Rice plants also produce a large number of labdane type diterpenoids. The known rice diterpenoids fall into five structurally related families: gibberellins, phytocassanes A–E, oryzalexins A–F, momilactones A and B, and oryzalexin S, which are derived from ent-kaurene, ent-cassa-12,15-diene, ent-sandaracopimaradiene, syn-pimara-7,15-diene and syn-stemar-13-ene, respectively (Peters, 2006; Toyomasu, 2008). Three rice TPSs have been shown to function as CPS, including OsCPS1 involved in gibberellin biosynthesis, OsCPS2 involved in the biosynthesis of non-gibberellin diterpenoids (Prisic et al., 2004) and OsCPSsyn producing syn-CPP for the biosynthesis of syn-labdane-related diterpenoids (Xu et al., 2004). A number of rice TPSs that use ent-CPP or syn-CPP as the direct substrate have also been characterized. These include OsKS1, which is a bona fide KS involved in gibberellin biosynthesis to produce ent-kaurene (Sakamoto et al., 2004), OsKSL4 (OsDTS2) for producing syn-pimaradiene (Wilderman et al., 2004), OsKS5 for producing ent-pimara-8(14),15-diene (Kanno et al., 2006), OsKS6 for producing ent-kaur-15-ene (ent-isokaurene) (Kanno et al., 2006; Xu et al., 2007), OsKSL7 (OsDTC1) for producing ent-cassadiene (Cho et al., 2004), OsKSL8 (OsDTC2) for producing syn-stemarene (Nemoto et al., 2004), OsKSL10 for producing ent-sandaracopimaradiene (Otomo et al., 2004a), and OsKSL11 for producing stemod-13(17)-ene (Morrone et al., 2006). These non-gibberellin diterpenoids function as phytoalexins to defend rice plants against microbial infection (Kato et al., 1994). Some of these compounds are produced by the rice plants then released into the environment to inhibit the germination and growth of neighboring plants, therefore acting as allelochemicals (Kato-Noguchi and Ino, 2003).

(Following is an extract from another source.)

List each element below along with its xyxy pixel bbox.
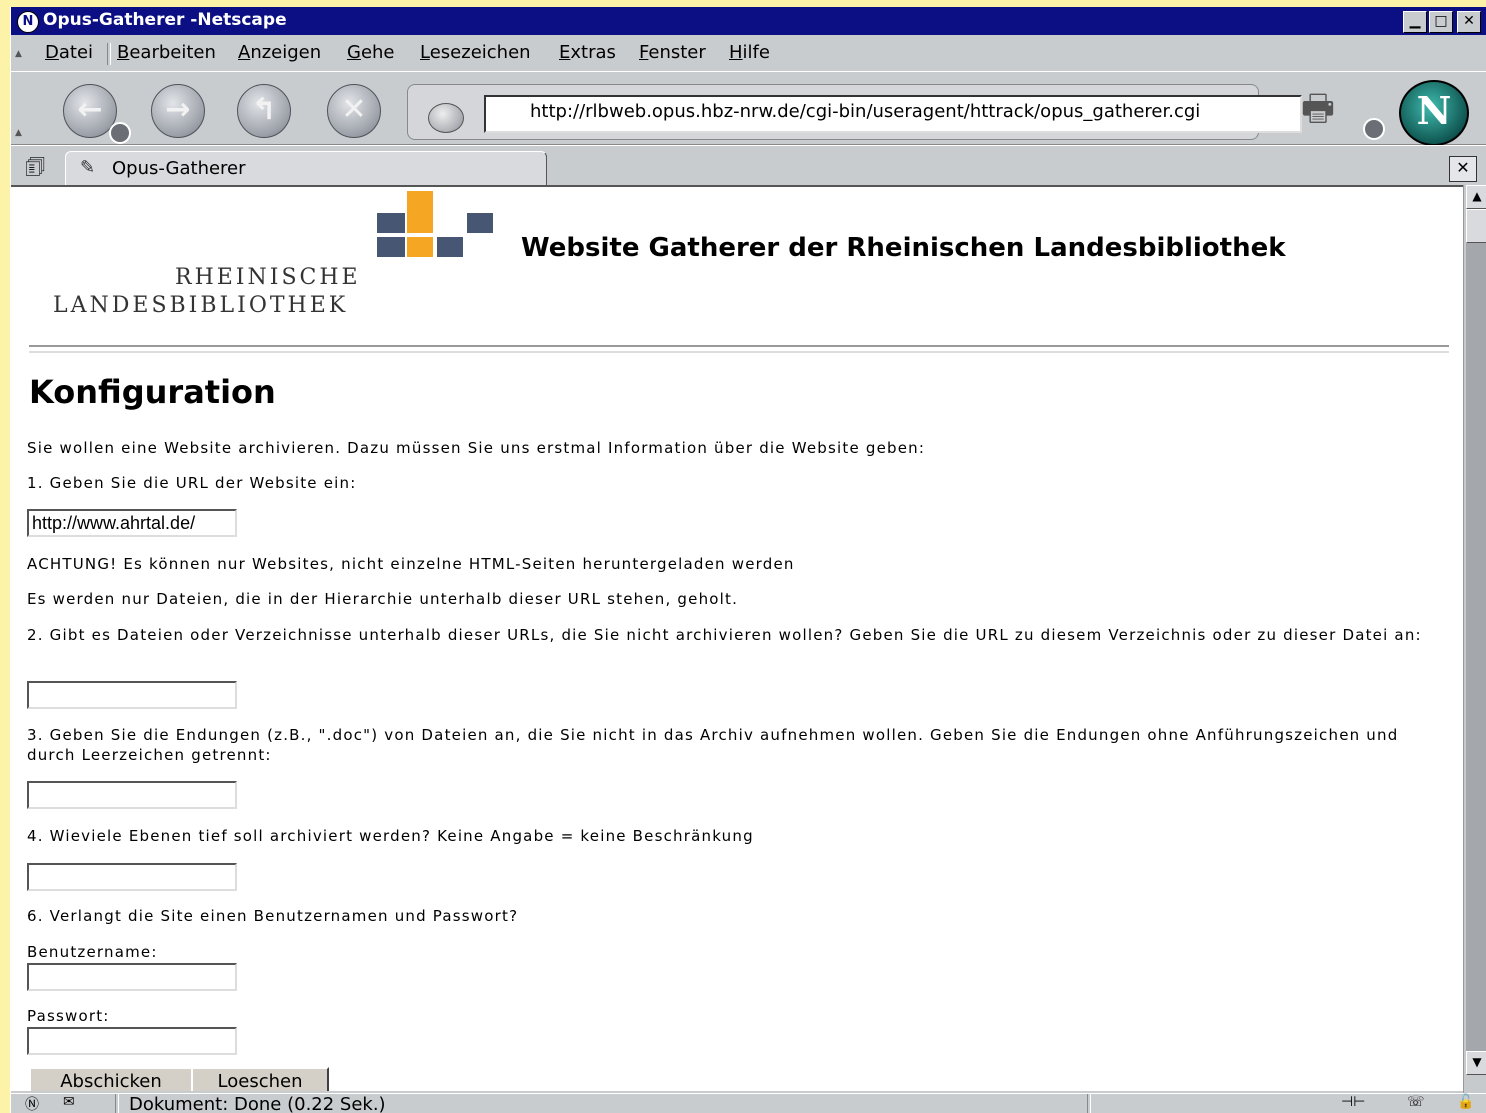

In contrast to rice, little is known about terpenes and TPS genes in sorghum. A recent study found that like rice sorghum plants emit volatile terpenoids, predominated by sesquiterpenes, upon insect herbivory. Colinearity analysis based on the synteny between the rice and sorghum genomes led to the identification of sorghum TPS genes, which are the orthologues of key rice TPS genes for producing insect-induced volatile terpenoids (X. Zhuang and F. Chen, unpublished results). Although not included in the analysis in this review, maize has served as another important monocot model for investigating terpenoid metabolism, especially in the context of plant-insect interactions. The majority of the TPS genes isolated from maize are involved in making herbivory-induced volatile terpenoids (Schnee et al., 2002, 2006; Köllner et al., 2008, 2009). Transgenic studies using some of these maize TPS genes convincingly showed that their products have a role in attracting parasitoids (Schnee et al., 2006) and entomopathogenic nematodes (Degenhardt et al., 2009b), the natural enemies of maize herbivores.